Ростислав вернулся в Киев, роздал имущество монастырям, церквам и нищим и вновь устремился к ратным подвигам{135}. Он прибыл «в полкы своя» и «нача думати с Святославом Всеволодовичем и с Мстиславом со Изяславичем, с сыновцем своим, и с мужи своими», предложив им предварительно поход на Чернигов. Мужи же встретили это предложение с нескрываемой тревогой и даже «боряняхуть ему поити Чернигову». Они предостерегали Ростислава: «…бог поял строя твоего Вячеслава, а ты ся еси еще с людми Киеве не утвердил, а поеди лепле в Киев, же с людми утвердися…»{136} Ростислав не внял совету мужей и горько за это поплатился.
Как видим, в основе социально-политической организации киевской волости лежала непосредственная демократия, при которой за народными массами оставалось решающее слово. Демос мог играть такую роль, опираясь не только па налаженный вечевой механизм, но и на сильную военную организацию.
В течение XII — начала XIII вв. полки воев, именуемые в летописи «киянами», играют ведущую роль во внешних войнах.
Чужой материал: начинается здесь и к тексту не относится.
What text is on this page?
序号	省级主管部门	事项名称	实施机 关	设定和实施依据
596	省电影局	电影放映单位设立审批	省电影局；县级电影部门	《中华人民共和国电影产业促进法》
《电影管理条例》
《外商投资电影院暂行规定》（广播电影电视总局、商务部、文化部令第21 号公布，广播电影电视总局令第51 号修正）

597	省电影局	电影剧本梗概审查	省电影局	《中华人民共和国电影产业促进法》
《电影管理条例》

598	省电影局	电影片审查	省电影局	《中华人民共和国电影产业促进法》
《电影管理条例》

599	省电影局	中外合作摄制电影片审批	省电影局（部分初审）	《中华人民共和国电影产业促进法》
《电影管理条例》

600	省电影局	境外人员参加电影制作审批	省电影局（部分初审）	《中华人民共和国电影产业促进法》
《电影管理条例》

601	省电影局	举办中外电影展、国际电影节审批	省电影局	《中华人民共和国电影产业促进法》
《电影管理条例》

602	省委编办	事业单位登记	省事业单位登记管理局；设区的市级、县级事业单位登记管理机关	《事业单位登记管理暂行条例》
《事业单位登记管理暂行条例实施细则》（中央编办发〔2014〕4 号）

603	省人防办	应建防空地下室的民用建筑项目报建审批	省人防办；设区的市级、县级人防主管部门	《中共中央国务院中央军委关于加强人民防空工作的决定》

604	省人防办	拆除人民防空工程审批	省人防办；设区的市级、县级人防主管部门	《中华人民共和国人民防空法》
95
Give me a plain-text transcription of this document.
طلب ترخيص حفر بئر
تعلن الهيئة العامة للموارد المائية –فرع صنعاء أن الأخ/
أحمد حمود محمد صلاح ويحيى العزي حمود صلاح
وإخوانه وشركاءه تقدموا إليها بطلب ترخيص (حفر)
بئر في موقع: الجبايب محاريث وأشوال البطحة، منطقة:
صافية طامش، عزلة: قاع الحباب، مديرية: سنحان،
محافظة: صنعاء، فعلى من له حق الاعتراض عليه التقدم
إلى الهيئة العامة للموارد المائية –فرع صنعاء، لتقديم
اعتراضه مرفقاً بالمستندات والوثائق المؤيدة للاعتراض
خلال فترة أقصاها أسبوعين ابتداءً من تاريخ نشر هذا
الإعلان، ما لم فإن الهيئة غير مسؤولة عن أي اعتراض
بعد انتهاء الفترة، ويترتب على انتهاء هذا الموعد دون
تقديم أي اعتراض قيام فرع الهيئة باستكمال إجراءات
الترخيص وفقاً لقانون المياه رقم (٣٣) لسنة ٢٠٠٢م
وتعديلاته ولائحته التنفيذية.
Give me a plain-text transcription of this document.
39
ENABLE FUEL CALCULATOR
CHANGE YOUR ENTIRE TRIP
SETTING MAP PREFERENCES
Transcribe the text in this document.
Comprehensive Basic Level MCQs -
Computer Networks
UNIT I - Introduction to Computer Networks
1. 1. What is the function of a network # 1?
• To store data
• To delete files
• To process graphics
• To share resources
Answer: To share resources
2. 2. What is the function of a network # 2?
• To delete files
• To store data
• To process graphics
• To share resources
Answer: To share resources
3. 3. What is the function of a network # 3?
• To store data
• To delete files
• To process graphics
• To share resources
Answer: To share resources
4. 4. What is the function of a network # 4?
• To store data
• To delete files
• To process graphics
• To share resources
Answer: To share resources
Только в битве на Калке киевлян пало более 10 тыс.{137}.
Киевские вои определяют исход и межкняжеских столкновений. Возвращаясь к событиям 1146–1147 гг., вспомним, что Игорь был разбит Изяславом Мстиславичем именно по той причине, что киевское войско изменило ему, перейдя под «стяг» Изяслава{138}. Не менее красноречив и другой эпизод, произошедший с тем же Изяславом Мстиславичем, когда он уговаривал киевлян идти с ним на Юрия и Ольговичей: «Кыяном же не хотящим, глаголющим: „Мирися, княже. Мы не идем“. Он же рече, ако мир будеть, пойдете со мною, ать ми ся будет добро от силы мирити, и придоша кыяне»{139}. Это значит, что шансы заключить выгодно мир имел тот князь, за которым шла масса воев. В спешке покинув поле боя, «кыяне», «переяславцы» и «поршане» определили поражение Изяслава{140}.